More recently, Xiong et al. [19] proposed using malicious fonts to hide LLM prompts in documents. We implemented their method and found that our approach was effective in detecting it (along with all the other hiding methods we evaluated in [sec:eval-hiding-methods]).
We note that OCR has long been used as an analysis and detection method in digital forensics settings, for instance for forgery detection [28]. We show that it is also effective in enabling hidden LLM prompt detection.
Finally, we observe that our core idea—comparing text obtained from a document (text block) with that obtained from applying OCR (to the document region occupied by the text block) echoes ideas first proposed by Duan et al. [29] for detecting cloaking, which is the practice of hiding text in web pages for the purpose of e.g., search engine optimisation (SEO).

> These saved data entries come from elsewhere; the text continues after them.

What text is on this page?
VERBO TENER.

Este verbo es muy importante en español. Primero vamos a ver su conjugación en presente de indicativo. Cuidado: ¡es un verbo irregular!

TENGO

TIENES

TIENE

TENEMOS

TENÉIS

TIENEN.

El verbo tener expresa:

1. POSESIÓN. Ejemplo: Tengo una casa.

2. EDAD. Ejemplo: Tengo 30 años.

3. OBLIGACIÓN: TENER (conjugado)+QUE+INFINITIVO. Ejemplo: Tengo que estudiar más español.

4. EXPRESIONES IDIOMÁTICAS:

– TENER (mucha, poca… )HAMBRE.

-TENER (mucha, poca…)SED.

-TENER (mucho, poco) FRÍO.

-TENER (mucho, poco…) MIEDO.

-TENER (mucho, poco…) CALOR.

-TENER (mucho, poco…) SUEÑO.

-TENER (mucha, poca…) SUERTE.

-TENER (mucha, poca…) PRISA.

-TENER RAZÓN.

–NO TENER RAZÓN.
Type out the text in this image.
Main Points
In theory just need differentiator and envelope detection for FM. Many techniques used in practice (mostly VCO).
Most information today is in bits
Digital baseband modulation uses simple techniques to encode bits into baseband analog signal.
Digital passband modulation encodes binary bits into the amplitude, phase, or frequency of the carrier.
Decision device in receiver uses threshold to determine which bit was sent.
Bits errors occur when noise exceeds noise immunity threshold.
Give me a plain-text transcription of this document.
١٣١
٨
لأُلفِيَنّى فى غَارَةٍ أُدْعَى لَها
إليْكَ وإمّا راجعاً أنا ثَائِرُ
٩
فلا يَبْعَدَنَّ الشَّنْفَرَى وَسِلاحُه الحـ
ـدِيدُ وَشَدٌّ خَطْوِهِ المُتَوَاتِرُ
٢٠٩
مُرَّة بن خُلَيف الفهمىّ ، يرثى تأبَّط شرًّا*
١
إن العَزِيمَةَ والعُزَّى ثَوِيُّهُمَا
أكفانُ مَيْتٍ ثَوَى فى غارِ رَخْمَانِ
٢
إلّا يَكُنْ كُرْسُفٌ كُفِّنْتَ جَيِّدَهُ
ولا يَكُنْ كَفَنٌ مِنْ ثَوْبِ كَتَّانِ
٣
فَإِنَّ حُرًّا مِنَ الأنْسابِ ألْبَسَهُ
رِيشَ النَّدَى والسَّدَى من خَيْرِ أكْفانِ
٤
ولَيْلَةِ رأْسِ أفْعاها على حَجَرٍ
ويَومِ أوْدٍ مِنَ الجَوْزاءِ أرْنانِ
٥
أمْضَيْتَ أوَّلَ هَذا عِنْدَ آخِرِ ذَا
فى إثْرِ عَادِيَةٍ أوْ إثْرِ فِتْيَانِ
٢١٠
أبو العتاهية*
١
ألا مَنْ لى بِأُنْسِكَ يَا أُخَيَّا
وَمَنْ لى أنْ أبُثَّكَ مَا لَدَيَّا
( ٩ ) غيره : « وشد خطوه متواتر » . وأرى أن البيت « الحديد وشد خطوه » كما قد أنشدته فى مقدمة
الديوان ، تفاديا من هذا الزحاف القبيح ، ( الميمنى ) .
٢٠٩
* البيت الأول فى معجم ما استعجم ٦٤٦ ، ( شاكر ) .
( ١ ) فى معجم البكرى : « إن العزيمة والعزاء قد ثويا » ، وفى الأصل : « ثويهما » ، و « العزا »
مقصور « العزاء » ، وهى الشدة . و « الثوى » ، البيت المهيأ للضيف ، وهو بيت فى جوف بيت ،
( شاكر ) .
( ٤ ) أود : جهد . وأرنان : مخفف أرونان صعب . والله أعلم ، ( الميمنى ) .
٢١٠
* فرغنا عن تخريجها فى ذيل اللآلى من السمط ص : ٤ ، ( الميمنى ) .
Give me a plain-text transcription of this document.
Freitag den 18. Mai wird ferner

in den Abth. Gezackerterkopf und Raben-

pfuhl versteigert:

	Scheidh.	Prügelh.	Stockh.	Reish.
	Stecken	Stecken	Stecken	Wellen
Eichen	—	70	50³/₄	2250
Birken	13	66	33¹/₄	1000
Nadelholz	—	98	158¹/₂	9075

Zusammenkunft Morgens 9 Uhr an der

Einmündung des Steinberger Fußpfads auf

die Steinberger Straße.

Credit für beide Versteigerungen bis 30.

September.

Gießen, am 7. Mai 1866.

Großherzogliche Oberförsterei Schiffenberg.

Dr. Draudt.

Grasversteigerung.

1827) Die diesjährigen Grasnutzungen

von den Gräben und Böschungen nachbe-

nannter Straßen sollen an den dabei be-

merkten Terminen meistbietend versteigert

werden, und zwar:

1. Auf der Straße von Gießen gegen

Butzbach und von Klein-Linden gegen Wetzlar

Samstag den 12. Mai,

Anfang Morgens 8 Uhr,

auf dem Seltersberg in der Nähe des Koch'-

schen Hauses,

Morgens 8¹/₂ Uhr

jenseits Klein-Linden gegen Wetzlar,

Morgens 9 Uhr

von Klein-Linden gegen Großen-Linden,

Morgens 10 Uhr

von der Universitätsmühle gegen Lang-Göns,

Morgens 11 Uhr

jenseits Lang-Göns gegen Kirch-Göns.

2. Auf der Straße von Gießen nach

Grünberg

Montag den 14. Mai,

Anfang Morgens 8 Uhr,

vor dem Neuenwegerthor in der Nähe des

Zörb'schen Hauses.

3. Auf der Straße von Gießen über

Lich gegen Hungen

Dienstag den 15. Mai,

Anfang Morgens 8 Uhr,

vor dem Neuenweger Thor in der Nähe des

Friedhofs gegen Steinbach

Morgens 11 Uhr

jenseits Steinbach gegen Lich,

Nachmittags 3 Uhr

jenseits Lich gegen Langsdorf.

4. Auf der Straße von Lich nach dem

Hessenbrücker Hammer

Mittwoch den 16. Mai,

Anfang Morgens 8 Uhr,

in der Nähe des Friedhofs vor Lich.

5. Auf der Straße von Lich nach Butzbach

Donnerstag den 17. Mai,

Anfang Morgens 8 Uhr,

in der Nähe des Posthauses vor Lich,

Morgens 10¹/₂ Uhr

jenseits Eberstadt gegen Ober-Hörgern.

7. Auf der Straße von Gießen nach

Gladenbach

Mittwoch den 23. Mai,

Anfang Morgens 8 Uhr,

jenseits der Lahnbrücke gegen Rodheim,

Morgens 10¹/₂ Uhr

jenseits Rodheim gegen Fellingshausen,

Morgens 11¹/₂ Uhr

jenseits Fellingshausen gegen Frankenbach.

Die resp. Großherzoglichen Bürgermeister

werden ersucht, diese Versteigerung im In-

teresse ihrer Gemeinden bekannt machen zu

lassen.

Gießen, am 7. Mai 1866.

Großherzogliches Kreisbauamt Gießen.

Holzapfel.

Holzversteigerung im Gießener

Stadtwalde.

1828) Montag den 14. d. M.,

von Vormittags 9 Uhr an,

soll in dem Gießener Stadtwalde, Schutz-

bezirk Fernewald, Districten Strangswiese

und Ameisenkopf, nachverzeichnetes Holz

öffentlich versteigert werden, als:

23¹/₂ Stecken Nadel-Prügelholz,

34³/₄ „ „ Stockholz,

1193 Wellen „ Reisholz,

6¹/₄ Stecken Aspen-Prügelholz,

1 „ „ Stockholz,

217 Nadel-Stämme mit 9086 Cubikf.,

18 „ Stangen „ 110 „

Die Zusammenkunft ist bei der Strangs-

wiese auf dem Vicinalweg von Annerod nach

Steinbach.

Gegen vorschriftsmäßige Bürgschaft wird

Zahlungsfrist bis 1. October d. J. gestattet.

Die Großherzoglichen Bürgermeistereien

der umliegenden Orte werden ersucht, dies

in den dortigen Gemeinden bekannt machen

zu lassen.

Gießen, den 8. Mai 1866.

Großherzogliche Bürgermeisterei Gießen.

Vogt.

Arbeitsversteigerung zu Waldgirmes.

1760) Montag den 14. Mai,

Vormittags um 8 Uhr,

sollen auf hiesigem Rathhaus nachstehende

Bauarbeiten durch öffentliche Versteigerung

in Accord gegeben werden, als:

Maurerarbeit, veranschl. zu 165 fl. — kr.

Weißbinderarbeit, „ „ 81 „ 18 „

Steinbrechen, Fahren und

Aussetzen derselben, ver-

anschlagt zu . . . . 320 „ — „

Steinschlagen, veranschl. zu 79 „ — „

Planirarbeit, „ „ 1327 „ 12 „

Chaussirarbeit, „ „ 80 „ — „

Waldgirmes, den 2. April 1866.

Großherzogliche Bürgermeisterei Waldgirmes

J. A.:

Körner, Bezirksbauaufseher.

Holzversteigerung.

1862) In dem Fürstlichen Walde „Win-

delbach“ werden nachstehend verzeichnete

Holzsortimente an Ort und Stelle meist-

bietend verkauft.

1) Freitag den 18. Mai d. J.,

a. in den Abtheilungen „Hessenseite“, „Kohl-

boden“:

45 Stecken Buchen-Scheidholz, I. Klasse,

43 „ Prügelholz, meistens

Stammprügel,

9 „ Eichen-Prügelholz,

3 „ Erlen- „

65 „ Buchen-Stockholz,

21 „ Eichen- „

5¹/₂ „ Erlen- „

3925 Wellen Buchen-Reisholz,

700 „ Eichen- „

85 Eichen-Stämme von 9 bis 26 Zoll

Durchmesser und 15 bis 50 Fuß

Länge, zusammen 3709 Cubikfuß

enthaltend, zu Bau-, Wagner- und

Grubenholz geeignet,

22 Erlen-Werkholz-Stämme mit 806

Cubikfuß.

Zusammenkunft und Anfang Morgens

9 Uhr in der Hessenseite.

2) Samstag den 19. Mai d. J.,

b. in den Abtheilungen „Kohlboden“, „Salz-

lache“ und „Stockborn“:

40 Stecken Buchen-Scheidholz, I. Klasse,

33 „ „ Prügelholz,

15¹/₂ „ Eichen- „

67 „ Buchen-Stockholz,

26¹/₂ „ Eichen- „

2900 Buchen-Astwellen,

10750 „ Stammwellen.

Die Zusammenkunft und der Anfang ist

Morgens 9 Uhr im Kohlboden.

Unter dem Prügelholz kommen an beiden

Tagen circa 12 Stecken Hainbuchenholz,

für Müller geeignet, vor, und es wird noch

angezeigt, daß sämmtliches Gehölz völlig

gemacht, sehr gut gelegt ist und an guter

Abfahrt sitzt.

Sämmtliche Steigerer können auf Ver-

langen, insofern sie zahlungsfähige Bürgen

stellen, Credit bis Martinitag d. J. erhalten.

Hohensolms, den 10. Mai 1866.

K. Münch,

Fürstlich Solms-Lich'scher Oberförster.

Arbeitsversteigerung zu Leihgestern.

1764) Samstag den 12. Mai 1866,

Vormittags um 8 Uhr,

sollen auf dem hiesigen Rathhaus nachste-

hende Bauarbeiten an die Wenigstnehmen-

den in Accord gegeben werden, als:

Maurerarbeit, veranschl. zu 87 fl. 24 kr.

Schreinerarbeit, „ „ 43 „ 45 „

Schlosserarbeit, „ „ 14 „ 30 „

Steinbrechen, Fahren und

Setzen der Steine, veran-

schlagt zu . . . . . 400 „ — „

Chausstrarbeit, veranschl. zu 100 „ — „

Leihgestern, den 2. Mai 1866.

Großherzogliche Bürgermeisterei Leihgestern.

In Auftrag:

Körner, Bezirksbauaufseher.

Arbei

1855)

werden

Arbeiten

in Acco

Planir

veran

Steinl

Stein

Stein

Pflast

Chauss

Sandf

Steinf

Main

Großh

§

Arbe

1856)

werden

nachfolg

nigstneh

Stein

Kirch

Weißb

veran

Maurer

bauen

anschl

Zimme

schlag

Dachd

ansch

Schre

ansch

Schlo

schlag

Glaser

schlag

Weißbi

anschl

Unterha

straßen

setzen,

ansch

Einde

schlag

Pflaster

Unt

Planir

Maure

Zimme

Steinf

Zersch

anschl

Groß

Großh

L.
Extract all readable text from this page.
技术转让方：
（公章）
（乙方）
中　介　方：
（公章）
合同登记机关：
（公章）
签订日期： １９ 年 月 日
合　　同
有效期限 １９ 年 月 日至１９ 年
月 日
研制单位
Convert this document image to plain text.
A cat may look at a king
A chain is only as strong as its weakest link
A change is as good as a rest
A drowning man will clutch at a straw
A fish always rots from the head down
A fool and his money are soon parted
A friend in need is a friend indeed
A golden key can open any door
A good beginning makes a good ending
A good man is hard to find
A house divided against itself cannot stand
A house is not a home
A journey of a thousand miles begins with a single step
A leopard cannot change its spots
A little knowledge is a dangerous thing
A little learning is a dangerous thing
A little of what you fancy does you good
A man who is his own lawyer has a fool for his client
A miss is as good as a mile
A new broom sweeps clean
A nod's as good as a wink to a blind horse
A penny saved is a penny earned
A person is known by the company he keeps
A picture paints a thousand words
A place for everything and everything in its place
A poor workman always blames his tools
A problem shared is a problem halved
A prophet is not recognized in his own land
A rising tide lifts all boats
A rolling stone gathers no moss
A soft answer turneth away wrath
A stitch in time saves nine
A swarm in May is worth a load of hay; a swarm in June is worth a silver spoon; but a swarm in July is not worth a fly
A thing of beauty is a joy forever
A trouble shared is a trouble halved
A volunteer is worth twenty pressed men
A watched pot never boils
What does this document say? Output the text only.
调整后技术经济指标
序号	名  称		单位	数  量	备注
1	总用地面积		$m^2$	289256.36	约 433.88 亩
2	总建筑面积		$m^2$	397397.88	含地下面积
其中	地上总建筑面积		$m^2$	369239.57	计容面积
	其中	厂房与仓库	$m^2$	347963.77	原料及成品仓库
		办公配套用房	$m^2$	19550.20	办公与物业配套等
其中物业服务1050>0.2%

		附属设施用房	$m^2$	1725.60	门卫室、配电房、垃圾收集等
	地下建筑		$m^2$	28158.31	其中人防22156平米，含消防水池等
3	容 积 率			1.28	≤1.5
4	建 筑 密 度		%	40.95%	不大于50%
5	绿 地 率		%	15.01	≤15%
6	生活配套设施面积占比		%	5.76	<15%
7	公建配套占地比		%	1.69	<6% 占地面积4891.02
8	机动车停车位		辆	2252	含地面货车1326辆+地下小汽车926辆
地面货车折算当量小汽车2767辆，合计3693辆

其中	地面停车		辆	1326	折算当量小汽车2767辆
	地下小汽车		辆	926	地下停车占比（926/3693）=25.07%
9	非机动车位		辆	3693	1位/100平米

Their method involves comparing web page contents obtained through web crawling against the client-side view to identify discrepancies.
7 Conclusion↩︎
Indirect prompt injection, via LLM prompts hidden in documents from visual inspection, presents a growing security risk to AI-enabled automated document processing and analysis systems. We presented the first general-purpose and principle approach to hidden LLM prompt detection in structured documents. We implemented our approach in the prototype tool PhantomLint and evaluated it, showing that it enjoys wide generality, a very low false-alarm rate, is effective against real-world documents, and has acceptable performance.